Slaughter frowned impatiently. “Yeah?”
The man grinned. “Where do I sign up?”
As the others in the room laughed, Slaughter held up his hands. “Let me warn you before you all rush up here to join our little group. This is no cakewalk. The men we're goin' up against are tough and are also good with their guns. A lot of you won't be coming back OR collecting the money. It's a dangerous job and that's why the pay is so high.”
“Mr. Slaughter,” another man across the room said, “livin' in this town is dangerous, an' we ain't exactly gettin' paid for it. I'm ready for damn near anything that'll get me a stake so I can get outta here 'fore winter sets in.”
“All right, those of you who are interested, the drinks are on me. The rest of you can leave with no hard feelings.”
Not one of the men left the room. The pay Slaughter was offering was three times what they could earn doing anything else other than mining, and these were not the sort of men to break their backs digging in the mountains around Pueblo hoping to find enough gold or silver for beans and bacon.
Slaughter turned to the bartender. “Set 'em up an' keep 'em comin' till I say enough.”
“Yes, sir!” the barman answered, taking several bottles of amber-colored liquid off the shelves behind him.

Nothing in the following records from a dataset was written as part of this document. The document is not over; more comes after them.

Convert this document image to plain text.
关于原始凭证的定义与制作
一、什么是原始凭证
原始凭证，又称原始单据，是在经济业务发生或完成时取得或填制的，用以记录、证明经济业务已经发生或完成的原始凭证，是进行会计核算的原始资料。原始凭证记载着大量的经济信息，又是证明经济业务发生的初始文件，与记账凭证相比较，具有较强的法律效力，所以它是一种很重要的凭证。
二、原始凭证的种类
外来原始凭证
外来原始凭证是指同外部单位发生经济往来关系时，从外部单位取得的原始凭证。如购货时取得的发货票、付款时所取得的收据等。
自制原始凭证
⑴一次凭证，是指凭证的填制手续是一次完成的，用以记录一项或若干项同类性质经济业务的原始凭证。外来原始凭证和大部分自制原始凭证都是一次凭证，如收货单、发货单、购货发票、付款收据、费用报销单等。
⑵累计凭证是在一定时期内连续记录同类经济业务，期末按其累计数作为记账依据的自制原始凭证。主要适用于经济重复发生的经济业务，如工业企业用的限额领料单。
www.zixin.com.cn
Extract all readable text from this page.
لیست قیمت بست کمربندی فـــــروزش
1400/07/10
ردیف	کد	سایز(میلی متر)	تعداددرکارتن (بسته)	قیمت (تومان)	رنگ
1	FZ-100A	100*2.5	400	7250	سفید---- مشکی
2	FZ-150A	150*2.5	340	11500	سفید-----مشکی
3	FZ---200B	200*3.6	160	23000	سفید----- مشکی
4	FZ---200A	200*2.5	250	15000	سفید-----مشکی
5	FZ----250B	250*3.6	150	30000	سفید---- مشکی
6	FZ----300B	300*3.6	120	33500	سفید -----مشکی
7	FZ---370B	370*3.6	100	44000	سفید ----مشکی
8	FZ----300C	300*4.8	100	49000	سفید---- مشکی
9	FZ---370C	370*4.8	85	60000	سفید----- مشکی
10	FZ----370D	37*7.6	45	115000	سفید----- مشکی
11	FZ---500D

None of the men noticed the rather seedy-looking man dressed in buckskins standing outside the batwings, leaning back against the wall and whittling on a stick as if he had nothing better to do with his time.
* * *
As Smoke led his friends toward Big Rock, Louis twisted in his saddle and spoke to Pearlie, riding behind him. “How are you doing with that wound? Is it showing any signs or symptoms of suppuration?”
Pearlie stretched his neck and moved his left arm around in a circle to see if there was any pain or soreness. He'd taken a bullet that skimmed along the skin over his left shoulder blade, burning a furrow half an inch deep but not penetrating any deeper. Though the wound wasn't serious, Smoke and the others were worried about infection.
“No, Louis, it seems to be healin' up right nice. A tad stiff, but no more'n you'd expect.”
As he spoke, Pearlie noticed Cal had a wide grin on his face.
“What'a you find so funny, Cal?” he asked suspiciously.
“Oh, a thought just sort'a occurred to me,” the boy answered.
“Since when did you start thinkin', Cal?” Pearlie asked. “You ain't got a brain in that empty head of your'n.”
“Well, it just seemed kind'a funny to me,” he answered. “The four of us rode through them outlaws, guns blazin' and goin' off all around us, an' you the onliest one got shot.”
“So?”
“So . . . maybe I ain't the only lead magnet around now. It might just be that you're gonna take my place as the one always seems to take a bullet ever' time we git in a fight.”
Smoke and Louis looked at each other, smiling. It was good to see the boys back to normal, bitching and arguing with each other as only the best of friends could.
“I don't see it that way, Cal,” Pearlie said.
“Why not?”
“Way I see it, this here bullet I took was probably headed for you, sure as hell, an' I just sort'a got in the way.”
“You sayin' you took lead that was meant for me?”
Pearlie nodded. “Yeah, so that means you owe me for savin' you the misery of gittin' shot again.”
Cal stared at Pearlie through narrowed eyes. “If'n that's so, an' I ain't sayin' it is, mind you, I bet I know what you think I ought'a give you for savin' me.”
“What's that, Cal?”
“I bet lettin' you have my share of the first batch of bear sign Miss Sally makes when we git home would square things.”
Pearlie pursed his lips as he considered this. “Well, now, that just might make things right between us.”
Cal shook his head, grinning. “Forgit it, Pearlie. I been thinkin' on those bear sign for the past hundred miles. The worst thing 'bout bein' away from home all these weeks has been missin' Miss Sally's cookin', so you ain't gittin' none of MY bear sign, no, sirree!”
As he listened to the boys banter back and forth, Smoke thought,
I miss you too, Sally, but it's not your cooking I miss the most!